HL: Du hast einen sehr interessanten Weg gewählt, um dein Album zu veröffentlichen. Normalerweise schreibt eine Band oder Künstler eine gute Anzahl an Songs, geht dann ins Studio und bringt dann ein komplettes Album heraus. Du allerdings möchtest pro Jahr nur zwei Songs veröffentlichen. Das bedeutet, bis wir dein komplettes Album am Stück hören können, sind fünf Jahre vergangen. Wieso dieser Weg? Man möchte doch, dass die Fans so viel wie möglich bekommen, damit sie sich in die Musik verlieben können. Allerdings ist das Business auch stetig in Bewegung und verändert sich. Von daher finde ich diesen Weg schon interessant.

DVG: Vom Band-Faktor habt ihr auf jeden Fall Recht. Da ist das Album immer noch oberste Priorität. Doch wenn man sich die Gegenseite anschaut, ich meine hier DJs – und Gegenseite meine ich nicht abfällig –, die halten sich nicht mit Alben auf. Die haben auch gar keine Zeit für ganze Alben. DJs veröffentlichen regelmäßig einzelne Singles und bleiben dadurch die ganze Zeit bei ihren Fans auf dem Radar. Und ich hatte schon darüber nachgedacht ein Album zu machen. Aber das würde auch Nachteile mit sich bringen. Wenn ich mich auf ein Album konzentriere, dann habe ich weniger bis gar keine Zeit für andere Dinge, wie zum Beispiel meine Schmuckkollektion. Allerdings verdiene ich genau damit meinen Lebensunterhalt. Was mir an einem Album aber auch nicht gefällt ist die Tatsache, dass sehr viele Leute nur die erste Hälfte des Albums hören und sich dann mit anderen Dingen beschäftigen. Die Aufmerksamkeit geht dann einfach verloren. Vor allem jetzt in dieser Zeit, wo Spotify regiert. Ja, und auch ich bekenne mich schuldig hier dazuzugehören. Du hörst einen Song und dann schlägt der Algorithmus von Spotify dir Playlisten und Songs vor, die dir vielleicht gefallen könnten. Man beginnt also neue Songs von anderen Künstlern zu erforschen, anstatt ein Album von Anfang bis Ende zu hören. Das ist natürlich für neue Künstler großartig, aber den Fans fehlt dann dennoch der Zusammenhang zum Gesamtwerk.

HL: Ich verstehe das total. Du hast sehr frühzeitig damit begonnen, deinen Fans zu verraten, dass du an einem Soloalbum arbeitest. Wie war die Reaktion der Fans?

DVG: Ich habe tatsächlich sehr früh die Sache angekündigt, hahaha.
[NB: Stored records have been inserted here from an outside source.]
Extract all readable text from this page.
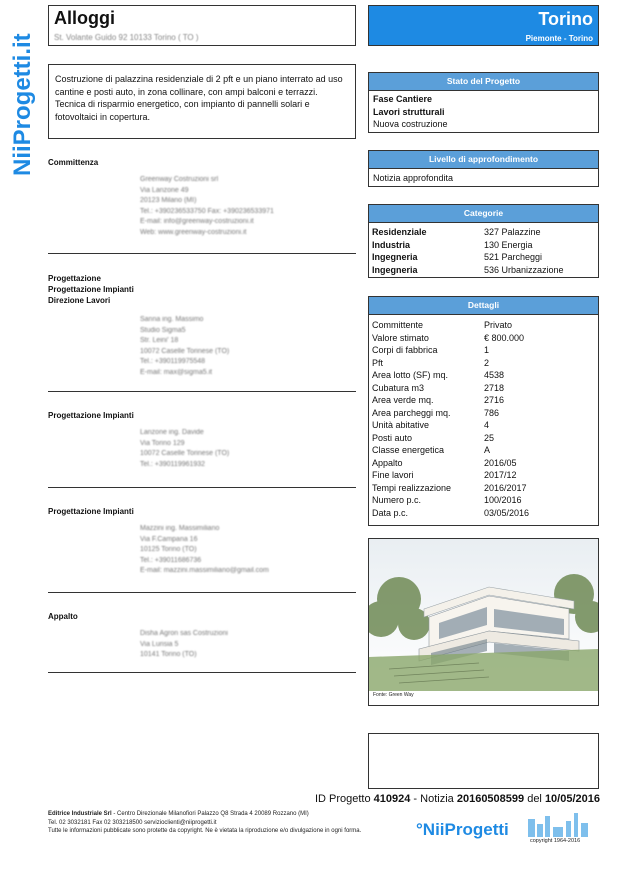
NiiProgetti.it
Alloggi
St. Volante Guido 92 10133 Torino ( TO )
Torino
Piemonte - Torino
Costruzione di palazzina residenziale di 2 pft e un piano interrato ad uso cantine e posti auto, in zona collinare, con ampi balconi e terrazzi. Tecnica di risparmio energetico, con impianto di pannelli solari e fotovoltaici in copertura.
Committenza
Greenway Costruzioni srl
Via Lanzone 49
20123 Milano (MI)
Tel.: +390236533750 Fax: +390236533971
E-mail: info@greenway-costruzioni.it
Web: www.greenway-costruzioni.it
Progettazione
Progettazione Impianti
Direzione Lavori
Sanna ing. Massimo
Studio Sigma5
Str. Leini' 18
10072 Caselle Torinese (TO)
Tel.: +390119975548
E-mail: max@sigma5.it
Progettazione Impianti
Lanzone ing. Davide
Via Torino 129
10072 Caselle Torinese (TO)
Tel.: +390119961932
Progettazione Impianti
Mazzini ing. Massimiliano
Via F.Campana 16
10125 Torino (TO)
Tel.: +39011686736
E-mail: mazzini.massimiliano@gmail.com
Appalto
Disha Agron sas Costruzioni
Via Lurisia 5
10141 Torino (TO)
Stato del Progetto
Fase Cantiere
Lavori strutturali
Nuova costruzione
Livello di approfondimento
Notizia approfondita
Categorie
Residenziale	327 Palazzine
Industria	130 Energia
Ingegneria	521 Parcheggi
Ingegneria	536 Urbanizzazione
Dettagli
Committente	Privato
Valore stimato	€ 800.000
Corpi di fabbrica	1
Pft	2
Area lotto (SF) mq.	4538
Cubatura m3	2718
Area verde mq.	2716
Area parcheggi mq.	786
Unità abitative	4
Posti auto	25
Classe energetica	A
Appalto	2016/05
Fine lavori	2017/12
Tempi realizzazione	2016/2017
Numero p.c.	100/2016
Data p.c.	03/05/2016
Fonte: Green Way
ID Progetto 410924 - Notizia 20160508599 del 10/05/2016
Editrice Industriale Srl - Centro Direzionale Milanofiori Palazzo Q8 Strada 4 20089 Rozzano (MI)
Tel. 02 3032181 Fax 02 303218500 servizioclienti@niiprogetti.it
Tutte le informazioni pubblicate sono protette da copyright. Ne è vietata la riproduzione e/o divulgazione in ogni forma.	°NiiProgetti
copyright 1964-2016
Im September 2022 habe ich angekündigt, dass neue Musik von mir kommt und im Februar 2023 kam dann die erste Single. Da liegt tatsächlich eine Menge Zeit dazwischen. Die Single „After The Storm“ erschien am 14. Februar. Aber das Datum war für mich enorm wichtig. Denn es war exakt fünf Jahre, nachdem ich Xandria verlassen hatte. Ich wollte den Fans an exakt dem Datum zeigen, dass ich wieder da bin. Dass es ich wieder Musik mache und dass ich es allerdings nach meinen Bedingungen mache. Von diesem Moment an, gab es richtig Bewegung auf meinen sozialen Medien. Ich konnte das ja in meinen Statistiken sehen. Ich bekam mehr Follower und mehr Reichweite. Es fand deutlich mehr Interaktionen mit allen statt. Ich könnte mir keine bessere Reaktion wünschen, wie dies.

HL: Das ist natürlich ein cleverer Schachzug, genau fünf Jahre nach deinem Ausstieg von Xandria dein neues Lebenszeichen zu posten. Dadurch hast du viel Aufmerksamkeit, was man vor allem daran gemerkt hat, dass du kurz nach der Veröffentlichung des Videos schon weit über einhunderttausend Klicks hattest, was beeindruckend ist.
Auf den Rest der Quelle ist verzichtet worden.